The UV cut option will cut all the light come from 400nm below,and in other words,this will help making the result more accuracy
Hi Blood,
Not sure I agree with you there. Whether or not UV exclusion will make the results more accurate depends on other factors, namely the OBA content of the press paper, the OBA content of the proof paper, the UV content of the illuminant viewing conditions and liekwise illuminant of the spectrophotometer. UV cut/ exclusion only addresses the excitation of the OBA by the spectro illuminant, without taking into account the light source's UV content. This "correction" could be hit or miss. IMO, there are more intelligent ways of correcting for OBA issues out there, but all are pretty specific to the viewing conditions and overall a visual analysis is required. However, with better definitions in the standards ISO 3664 (viewing conditions) and ISO 13655 (measurement conditions), the issue of OBA content is better addressed ...maybe not perfect, but better.

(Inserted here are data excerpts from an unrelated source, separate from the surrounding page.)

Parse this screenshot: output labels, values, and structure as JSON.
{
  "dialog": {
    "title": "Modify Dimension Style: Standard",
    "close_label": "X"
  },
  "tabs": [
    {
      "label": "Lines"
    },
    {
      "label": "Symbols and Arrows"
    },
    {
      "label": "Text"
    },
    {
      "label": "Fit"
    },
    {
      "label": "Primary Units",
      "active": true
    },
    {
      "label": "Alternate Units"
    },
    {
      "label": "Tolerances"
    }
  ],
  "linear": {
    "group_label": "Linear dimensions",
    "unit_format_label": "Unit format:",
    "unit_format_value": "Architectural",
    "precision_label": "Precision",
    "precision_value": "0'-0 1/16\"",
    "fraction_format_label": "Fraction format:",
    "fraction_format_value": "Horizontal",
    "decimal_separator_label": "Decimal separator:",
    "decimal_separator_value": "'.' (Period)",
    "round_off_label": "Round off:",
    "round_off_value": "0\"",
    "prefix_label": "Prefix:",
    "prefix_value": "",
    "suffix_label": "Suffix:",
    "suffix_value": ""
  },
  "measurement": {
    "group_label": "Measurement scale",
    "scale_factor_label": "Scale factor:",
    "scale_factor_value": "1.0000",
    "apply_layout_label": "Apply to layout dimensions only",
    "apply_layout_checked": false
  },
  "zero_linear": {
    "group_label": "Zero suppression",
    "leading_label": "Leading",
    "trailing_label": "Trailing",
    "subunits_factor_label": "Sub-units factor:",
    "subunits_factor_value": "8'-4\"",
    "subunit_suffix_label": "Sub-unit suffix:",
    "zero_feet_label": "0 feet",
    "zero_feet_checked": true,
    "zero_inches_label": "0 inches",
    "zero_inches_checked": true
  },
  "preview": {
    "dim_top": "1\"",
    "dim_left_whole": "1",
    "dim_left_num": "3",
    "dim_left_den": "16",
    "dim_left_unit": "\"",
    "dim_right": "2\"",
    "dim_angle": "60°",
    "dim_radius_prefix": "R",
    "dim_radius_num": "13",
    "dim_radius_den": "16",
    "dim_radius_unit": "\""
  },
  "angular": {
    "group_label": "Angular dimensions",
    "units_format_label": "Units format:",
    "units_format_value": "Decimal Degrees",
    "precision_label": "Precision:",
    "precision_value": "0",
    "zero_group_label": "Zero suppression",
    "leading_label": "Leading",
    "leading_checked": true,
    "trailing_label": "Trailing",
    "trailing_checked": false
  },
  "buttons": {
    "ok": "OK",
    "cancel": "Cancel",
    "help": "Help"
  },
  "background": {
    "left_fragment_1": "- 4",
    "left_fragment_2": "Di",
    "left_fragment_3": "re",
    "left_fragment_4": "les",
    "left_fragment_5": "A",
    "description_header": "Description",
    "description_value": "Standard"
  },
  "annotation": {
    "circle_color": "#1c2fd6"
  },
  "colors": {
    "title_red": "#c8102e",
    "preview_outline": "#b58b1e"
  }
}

Moreover, if the goal is to match industry published data sets (Fogra39, TR003/5/6, etc), these were obtained from devices that did not exclude UV, and to blindly omit the effects of UV when targeting these data sets could be hit or miss as well . I use the term UV exclusion rather than "cut" because the Isis doesn't actually use a UV cut filter, but rather it has an LED illuminant that emits no UV, so there's nothing to cut.
Bill's original question addressed combining UV included and UV excluded data within the same data set. Perhaps this could be successful, but I'm a bit leery if its done for the sole purpose of instrument agreement. Frankendata could be harmless, or even beneficial, but could also lead to torch-bearing villagers.